Wednesday, August 13, 2014

Recommended: Sherman's 300,000 and the Caliphate's 3 million

It is important to listen to people who have perspectives different than our own. The Asian Times Spengler columnist (actually David P Goldman, Senior Fellow at the London Center for Policy Research and the Was Family Fellow at the Middle East Forum) is one of those people we ought to listen to, because he comes at the world from a different perspective - not one we might find comfortable, but quite possibly one which is more in tune with reality than the common America views.

His recent piece Sherman's 300,000 and the Caliphate's 3 million is a good example.  While the administration and the UN struggle, largely ineffectually, to find a a way to contain the violence in the Middle East, he reminds us of General Sherman's comment in the Civil War, that it simply wouldn't be over until 300,000 more Southern soldiers died and the South simply couldn't find enough new volunteers to continue. Much the same is true, he argues, of the Middle East, except that the populations are larger so the number that need to die before the madness peters out is more like 3 million.

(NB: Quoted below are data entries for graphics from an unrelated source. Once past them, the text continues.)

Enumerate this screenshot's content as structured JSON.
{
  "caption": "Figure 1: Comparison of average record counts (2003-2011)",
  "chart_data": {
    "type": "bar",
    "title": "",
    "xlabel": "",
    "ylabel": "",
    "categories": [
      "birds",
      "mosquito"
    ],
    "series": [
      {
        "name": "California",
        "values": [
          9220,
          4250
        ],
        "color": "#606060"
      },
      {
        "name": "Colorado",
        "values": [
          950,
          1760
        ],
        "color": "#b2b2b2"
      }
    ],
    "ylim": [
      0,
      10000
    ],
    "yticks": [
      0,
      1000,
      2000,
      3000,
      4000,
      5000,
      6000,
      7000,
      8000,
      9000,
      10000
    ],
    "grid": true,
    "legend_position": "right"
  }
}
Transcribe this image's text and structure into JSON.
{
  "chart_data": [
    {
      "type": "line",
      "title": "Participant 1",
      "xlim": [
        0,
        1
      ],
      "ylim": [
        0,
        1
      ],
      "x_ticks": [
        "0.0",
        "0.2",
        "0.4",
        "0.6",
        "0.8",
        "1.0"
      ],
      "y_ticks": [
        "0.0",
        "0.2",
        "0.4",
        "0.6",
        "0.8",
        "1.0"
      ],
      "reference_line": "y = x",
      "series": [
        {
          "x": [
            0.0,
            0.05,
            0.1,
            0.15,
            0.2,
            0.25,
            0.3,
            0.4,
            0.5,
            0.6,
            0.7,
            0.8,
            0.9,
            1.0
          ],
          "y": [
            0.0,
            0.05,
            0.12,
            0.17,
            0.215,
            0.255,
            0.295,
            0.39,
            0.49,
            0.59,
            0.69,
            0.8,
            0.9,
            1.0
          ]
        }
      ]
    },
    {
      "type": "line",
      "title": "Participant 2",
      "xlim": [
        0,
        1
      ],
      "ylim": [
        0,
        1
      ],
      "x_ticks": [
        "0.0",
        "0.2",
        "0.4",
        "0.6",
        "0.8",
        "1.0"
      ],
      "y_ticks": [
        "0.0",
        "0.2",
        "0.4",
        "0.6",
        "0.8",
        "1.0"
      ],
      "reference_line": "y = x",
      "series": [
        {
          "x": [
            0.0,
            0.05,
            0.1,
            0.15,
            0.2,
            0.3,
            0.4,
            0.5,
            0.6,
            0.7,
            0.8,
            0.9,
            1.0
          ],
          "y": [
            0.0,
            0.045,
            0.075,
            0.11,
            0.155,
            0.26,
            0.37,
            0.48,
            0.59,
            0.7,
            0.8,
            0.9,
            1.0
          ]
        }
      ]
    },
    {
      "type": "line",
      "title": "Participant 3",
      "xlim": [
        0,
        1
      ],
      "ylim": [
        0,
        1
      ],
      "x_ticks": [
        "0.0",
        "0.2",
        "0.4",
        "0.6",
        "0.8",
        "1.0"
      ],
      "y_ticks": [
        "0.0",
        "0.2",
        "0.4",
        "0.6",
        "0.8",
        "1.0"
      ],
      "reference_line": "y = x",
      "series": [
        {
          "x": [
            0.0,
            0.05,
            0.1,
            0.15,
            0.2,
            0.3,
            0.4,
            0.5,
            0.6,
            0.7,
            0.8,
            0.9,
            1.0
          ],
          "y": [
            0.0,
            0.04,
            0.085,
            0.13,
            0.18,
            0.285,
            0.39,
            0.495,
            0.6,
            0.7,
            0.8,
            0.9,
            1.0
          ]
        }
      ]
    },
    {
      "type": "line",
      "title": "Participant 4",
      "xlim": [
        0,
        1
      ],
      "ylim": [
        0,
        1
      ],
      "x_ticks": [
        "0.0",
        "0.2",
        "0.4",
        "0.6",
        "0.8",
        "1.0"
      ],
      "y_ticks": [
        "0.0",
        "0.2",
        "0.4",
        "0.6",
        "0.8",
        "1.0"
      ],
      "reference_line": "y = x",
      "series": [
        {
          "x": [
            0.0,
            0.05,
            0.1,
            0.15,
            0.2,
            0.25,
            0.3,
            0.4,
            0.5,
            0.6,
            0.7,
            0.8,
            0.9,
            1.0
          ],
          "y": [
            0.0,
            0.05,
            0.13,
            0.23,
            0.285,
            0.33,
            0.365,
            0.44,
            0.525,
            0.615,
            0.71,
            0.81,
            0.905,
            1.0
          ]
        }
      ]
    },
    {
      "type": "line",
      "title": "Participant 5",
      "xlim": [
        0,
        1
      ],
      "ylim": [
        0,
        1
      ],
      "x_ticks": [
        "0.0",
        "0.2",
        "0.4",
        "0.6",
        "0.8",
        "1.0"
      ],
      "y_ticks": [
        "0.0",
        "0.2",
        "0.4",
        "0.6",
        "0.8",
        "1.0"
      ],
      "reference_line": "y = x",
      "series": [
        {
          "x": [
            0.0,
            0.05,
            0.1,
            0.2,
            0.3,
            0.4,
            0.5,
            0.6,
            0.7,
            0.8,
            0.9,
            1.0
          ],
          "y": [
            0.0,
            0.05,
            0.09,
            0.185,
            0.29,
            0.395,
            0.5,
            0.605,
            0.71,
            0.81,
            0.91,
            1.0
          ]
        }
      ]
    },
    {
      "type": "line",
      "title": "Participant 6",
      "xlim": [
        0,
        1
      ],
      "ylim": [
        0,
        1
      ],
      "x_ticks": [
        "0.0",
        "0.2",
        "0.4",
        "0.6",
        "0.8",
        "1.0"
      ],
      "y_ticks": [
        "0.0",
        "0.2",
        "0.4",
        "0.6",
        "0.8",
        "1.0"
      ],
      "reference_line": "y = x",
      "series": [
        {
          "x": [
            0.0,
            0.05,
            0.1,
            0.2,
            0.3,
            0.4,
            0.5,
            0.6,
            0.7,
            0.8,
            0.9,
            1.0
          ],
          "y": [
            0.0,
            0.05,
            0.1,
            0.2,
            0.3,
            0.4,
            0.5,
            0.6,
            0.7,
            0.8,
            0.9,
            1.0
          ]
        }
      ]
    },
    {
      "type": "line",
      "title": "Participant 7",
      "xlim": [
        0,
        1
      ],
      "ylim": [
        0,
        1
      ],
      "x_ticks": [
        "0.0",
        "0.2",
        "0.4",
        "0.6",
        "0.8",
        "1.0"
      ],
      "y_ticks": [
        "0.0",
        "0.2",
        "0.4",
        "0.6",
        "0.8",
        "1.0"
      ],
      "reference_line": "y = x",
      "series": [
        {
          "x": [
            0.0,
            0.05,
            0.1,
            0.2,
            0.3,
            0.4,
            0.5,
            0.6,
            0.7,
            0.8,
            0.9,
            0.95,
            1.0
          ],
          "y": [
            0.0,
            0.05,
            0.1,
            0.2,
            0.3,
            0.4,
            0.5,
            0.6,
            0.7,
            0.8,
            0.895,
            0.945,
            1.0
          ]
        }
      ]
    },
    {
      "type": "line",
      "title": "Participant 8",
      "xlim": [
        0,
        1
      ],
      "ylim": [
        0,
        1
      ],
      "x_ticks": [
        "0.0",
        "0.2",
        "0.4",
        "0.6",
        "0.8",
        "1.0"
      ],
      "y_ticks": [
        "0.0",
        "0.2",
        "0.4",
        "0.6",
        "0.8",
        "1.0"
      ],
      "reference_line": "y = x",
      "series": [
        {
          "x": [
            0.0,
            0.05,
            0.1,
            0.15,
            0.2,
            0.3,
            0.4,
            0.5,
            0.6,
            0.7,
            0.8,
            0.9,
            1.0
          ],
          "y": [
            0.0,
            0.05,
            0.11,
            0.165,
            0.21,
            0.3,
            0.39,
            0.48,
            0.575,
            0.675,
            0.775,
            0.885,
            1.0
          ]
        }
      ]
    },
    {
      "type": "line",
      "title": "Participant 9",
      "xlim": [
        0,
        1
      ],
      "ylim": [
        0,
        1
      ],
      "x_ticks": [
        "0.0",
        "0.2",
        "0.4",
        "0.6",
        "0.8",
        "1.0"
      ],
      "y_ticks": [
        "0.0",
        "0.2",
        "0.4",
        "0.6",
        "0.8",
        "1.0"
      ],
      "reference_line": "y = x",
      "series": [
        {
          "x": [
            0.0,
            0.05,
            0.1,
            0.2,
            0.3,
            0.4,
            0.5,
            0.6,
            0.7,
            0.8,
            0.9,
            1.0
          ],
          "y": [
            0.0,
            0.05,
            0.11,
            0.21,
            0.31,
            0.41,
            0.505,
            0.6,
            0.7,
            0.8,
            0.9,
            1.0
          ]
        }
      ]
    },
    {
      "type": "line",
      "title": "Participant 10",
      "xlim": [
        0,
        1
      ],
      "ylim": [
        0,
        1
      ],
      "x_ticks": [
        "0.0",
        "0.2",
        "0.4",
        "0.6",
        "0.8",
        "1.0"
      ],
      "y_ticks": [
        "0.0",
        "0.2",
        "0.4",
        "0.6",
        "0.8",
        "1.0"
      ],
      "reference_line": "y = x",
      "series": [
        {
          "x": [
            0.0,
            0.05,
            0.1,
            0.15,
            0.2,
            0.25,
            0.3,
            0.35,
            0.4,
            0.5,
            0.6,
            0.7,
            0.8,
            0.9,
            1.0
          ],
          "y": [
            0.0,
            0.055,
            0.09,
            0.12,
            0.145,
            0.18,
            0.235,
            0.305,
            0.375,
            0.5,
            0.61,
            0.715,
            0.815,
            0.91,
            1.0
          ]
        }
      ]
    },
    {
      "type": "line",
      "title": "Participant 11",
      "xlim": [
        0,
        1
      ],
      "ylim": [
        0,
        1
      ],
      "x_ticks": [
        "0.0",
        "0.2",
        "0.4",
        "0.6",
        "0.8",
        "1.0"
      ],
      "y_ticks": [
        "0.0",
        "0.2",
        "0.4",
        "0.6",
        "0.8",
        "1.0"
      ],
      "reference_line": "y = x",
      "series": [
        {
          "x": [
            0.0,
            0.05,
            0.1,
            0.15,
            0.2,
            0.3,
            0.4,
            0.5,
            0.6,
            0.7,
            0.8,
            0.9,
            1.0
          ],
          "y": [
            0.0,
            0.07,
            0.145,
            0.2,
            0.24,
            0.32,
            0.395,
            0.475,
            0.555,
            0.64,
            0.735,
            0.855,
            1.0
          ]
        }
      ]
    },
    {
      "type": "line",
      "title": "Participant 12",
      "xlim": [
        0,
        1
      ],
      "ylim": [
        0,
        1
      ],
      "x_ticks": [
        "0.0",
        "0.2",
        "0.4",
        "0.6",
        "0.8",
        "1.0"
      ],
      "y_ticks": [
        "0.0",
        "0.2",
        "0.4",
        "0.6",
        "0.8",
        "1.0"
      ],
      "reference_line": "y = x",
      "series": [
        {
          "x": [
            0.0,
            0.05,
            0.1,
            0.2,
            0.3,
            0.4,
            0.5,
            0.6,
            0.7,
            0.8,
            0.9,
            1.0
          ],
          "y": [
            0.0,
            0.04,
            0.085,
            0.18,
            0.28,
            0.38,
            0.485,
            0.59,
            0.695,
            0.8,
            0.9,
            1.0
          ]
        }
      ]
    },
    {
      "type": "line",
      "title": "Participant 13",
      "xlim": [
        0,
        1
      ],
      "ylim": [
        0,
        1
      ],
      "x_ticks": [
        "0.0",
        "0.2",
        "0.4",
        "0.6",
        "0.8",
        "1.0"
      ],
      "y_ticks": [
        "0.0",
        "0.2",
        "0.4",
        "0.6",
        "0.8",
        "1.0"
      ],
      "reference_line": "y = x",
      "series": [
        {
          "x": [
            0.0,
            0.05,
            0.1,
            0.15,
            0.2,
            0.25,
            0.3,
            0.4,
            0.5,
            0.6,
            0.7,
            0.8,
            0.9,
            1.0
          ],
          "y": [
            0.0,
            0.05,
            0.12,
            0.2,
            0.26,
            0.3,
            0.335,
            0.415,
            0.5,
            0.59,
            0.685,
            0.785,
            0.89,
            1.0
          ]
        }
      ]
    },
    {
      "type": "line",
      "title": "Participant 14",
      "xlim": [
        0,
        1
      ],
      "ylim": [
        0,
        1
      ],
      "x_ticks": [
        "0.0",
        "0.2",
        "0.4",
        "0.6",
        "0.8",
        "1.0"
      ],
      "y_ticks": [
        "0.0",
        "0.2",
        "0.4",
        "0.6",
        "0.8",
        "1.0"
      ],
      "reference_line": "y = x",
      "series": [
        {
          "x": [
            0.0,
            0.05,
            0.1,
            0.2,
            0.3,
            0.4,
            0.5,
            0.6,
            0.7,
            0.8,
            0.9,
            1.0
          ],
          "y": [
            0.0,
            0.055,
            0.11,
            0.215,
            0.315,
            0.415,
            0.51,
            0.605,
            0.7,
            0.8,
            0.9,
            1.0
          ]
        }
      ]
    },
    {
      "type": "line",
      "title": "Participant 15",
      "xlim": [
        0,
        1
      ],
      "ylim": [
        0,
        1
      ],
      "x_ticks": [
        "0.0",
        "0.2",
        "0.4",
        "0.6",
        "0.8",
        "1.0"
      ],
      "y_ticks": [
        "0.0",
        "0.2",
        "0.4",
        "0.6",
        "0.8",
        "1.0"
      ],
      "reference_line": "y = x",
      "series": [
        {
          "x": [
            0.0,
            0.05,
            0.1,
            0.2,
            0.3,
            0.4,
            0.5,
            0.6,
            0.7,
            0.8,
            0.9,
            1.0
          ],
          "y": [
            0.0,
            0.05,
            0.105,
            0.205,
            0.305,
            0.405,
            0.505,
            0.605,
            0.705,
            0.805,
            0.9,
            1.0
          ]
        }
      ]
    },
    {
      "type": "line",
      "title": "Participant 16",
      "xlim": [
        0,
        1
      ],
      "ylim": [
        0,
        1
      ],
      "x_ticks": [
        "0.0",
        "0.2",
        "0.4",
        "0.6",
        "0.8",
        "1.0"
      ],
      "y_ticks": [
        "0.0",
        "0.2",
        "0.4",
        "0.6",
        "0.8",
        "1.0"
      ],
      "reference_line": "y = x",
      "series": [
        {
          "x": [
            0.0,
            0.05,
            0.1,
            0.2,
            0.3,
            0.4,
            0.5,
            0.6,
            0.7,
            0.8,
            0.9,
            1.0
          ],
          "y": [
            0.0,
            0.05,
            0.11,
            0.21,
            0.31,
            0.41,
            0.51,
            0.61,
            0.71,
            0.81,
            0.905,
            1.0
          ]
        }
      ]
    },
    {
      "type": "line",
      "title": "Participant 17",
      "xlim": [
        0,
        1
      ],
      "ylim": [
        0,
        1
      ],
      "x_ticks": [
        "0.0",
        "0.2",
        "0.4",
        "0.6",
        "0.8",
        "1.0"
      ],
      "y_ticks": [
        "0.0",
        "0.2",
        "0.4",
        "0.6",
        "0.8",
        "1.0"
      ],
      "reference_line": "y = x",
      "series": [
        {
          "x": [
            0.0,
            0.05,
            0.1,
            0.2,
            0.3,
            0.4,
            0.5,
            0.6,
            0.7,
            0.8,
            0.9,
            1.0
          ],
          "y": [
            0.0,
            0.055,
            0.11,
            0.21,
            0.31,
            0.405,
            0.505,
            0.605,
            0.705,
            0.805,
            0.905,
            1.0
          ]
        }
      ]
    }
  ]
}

This sounds cruel and heartless, at least from the liberal America point of view (and certainly provoked a lot of nasty comments from readers who simply don't want to see the world that way), but it may well be reality, whether we like it or not. The problem, he argues, is rooted in the vast mass of young people born over the past few decades in a region that is simply incapable of supporting them or giving them meaningful jobs. The fighting, he predicts, will simply go on as long as there are enough young people left alive whose lives have no meaning outside of fighting and who have nothing to go back to if fighting ends - another thirty years war.

Certainly nothing we or our allies or the UN has done to date has addressed this root problem, and it is not clear that there is anything anyone could do to address it effectively, however much we wish we could do something.  A decade of American military interference in Iraq and Afghanistan certainly hasn't done anything to the help the cause; in fact, it seems to have made it worse. The fanatics of the Islamic State are now all well armed with good America weapons as a result of our well-meaning meddling.

It is worth reading this piece, somber as it is, and pondering if he isn't perhaps right.